Posted 09 November 2012 - 04:12 PM

suppose instead it was written Vector2::isEqual(Vector2 v);

if we use the line vec1==vec2, it is similar to saying vec1.isEqual(vec2)

So, x_ is the x value of vec1, while v.Getx() is vec2.Getx() ...which returns vec2's x value.

### #4 koricha

Reputation: 0
• Posts: 85
• Joined: 08-February 12

Posted 09 November 2012 - 04:18 PM

Xupicor, on 09 November 2012 - 04:11 PM, said:

x_ is the same as this->x_ (unless shadowing occurs, that is), and v.getX() calls a member function on (possibly) different object.

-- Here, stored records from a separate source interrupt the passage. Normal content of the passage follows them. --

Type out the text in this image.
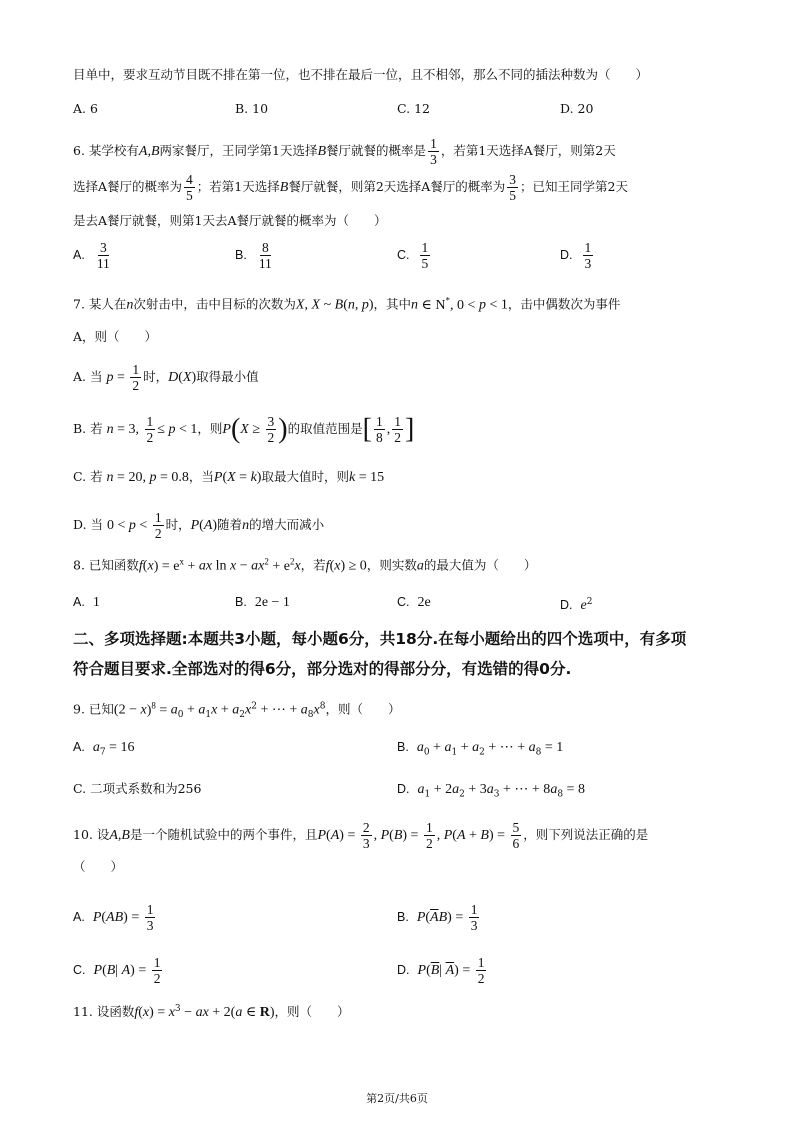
目单中，要求互动节目既不排在第一位，也不排在最后一位，且不相邻，那么不同的插法种数为（　　）
A. 6	B. 10	C. 12	D. 20
6. 某学校有A,B两家餐厅，王同学第1天选择B餐厅就餐的概率是 $\frac{1}{3}$ ，若第1天选择A餐厅，则第2天
选择A餐厅的概率为 $\frac{4}{5}$ ；若第1天选择B餐厅就餐，则第2天选择A餐厅的概率为 $\frac{3}{5}$ ；已知王同学第2天
是去A餐厅就餐，则第1天去A餐厅就餐的概率为（　　）
A. $\frac{3}{11}$	B. $\frac{8}{11}$	C. $\frac{1}{5}$	D. $\frac{1}{3}$
7. 某人在n次射击中，击中目标的次数为X, X ~ B(n, p)，其中n ∈ N*, 0 < p < 1，击中偶数次为事件
A，则（　　）
A. 当 $p = \frac{1}{2}$ 时，D(X)取得最小值
B. 若 n = 3, $\frac{1}{2} \le p < 1$，则$P(X \ge \frac{3}{2}$ )的取值范围是[ $\frac{1}{8}$ , $\frac{1}{2}$ ]
C. 若 n = 20, p = 0.8，当P(X = k)取最大值时，则k = 15
D. 当 $0 < p < \frac{1}{2}$ 时，P(A)随着n的增大而减小
8. 已知函数$f(x) = e^x$ + ax $\ln x - ax^2 + e^2x$，若f(x) ≥ 0，则实数a的最大值为（　　）
A. 1	B. 2e − 1	C. 2e	D. $e^2$
二、多项选择题:本题共3小题，每小题6分，共18分.在每小题给出的四个选项中，有多项
符合题目要求.全部选对的得6分，部分选对的得部分分，有选错的得0分.
9. 已知$(2 - x)^8 = a_0 + a_1x + a_2x^2$ + ⋯ + $a_8x^8$，则（　　）
A. $a_7 = 16$	B. $a_0 + a_1 + a_2$ + ⋯ + $a_8 = 1$
C. 二项式系数和为256	D. $a_1 + 2a_2 + 3a_3$ + ⋯ + $8a_8 = 8$
10. 设A,B是一个随机试验中的两个事件，且$P(A) = \frac{2}{3}$ , $P(B) = \frac{1}{2}$ , $P(A + B) = \frac{5}{6}$ ，则下列说法正确的是
（　　）
A. $P(AB) = \frac{1}{3}$	B. $P(\overline{A}B) = \frac{1}{3}$
C. P(B| $A) = \frac{1}{2}$	D. $P(\overline{B}|$ $\overline{A}) = \frac{1}{2}$
11. 设函数$f(x) = x^3$ − ax + 2(a ∈ R)，则（　　）
第2页/共6页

What do you not understand?

If you do this:
```vector == vector;// calls: vector.operator==(vector)
```

then they will return value of the same variable (because this and &v inside the overloaded operator member function body will point to the same object.

Since x_ is not static member, every instantiation (object) of that class will keep its own, separate variable x_.

Thank you for the explanation @Xupicor.

mojo666, on 09 November 2012 - 04:12 PM, said:

suppose instead it was written Vector2::isEqual(Vector2 v);

if we use the line vec1==vec2, it is similar to saying vec1.isEqual(vec2)

So, x_ is the x value of vec1, while v.Getx() is vec2.Getx() ...which returns vec2's x value.

thank you, but how do you know that x_ is the x value of vec1, while v.Getx() is vec2.Getx() could it be the opposite side

This post has been edited by koricha: 09 November 2012 - 04:19 PM

### #5 mojo666

Reputation: 382
• Posts: 827
• Joined: 27-June 09

Posted 12 November 2012 - 09:50 AM

Quote

thank you, but how do you know that x_ is the x value of vec1, while v.Getx() is vec2.Getx() could it be the opposite side

The left side is always treated as "this" so the private members can be accessed directly. The right side is the parameter so you have to access members through public methods. This is just the convention of c++. It would only be the opposite if instead of vec1==vec2, it were vec2==vec1 for the reasons stated above.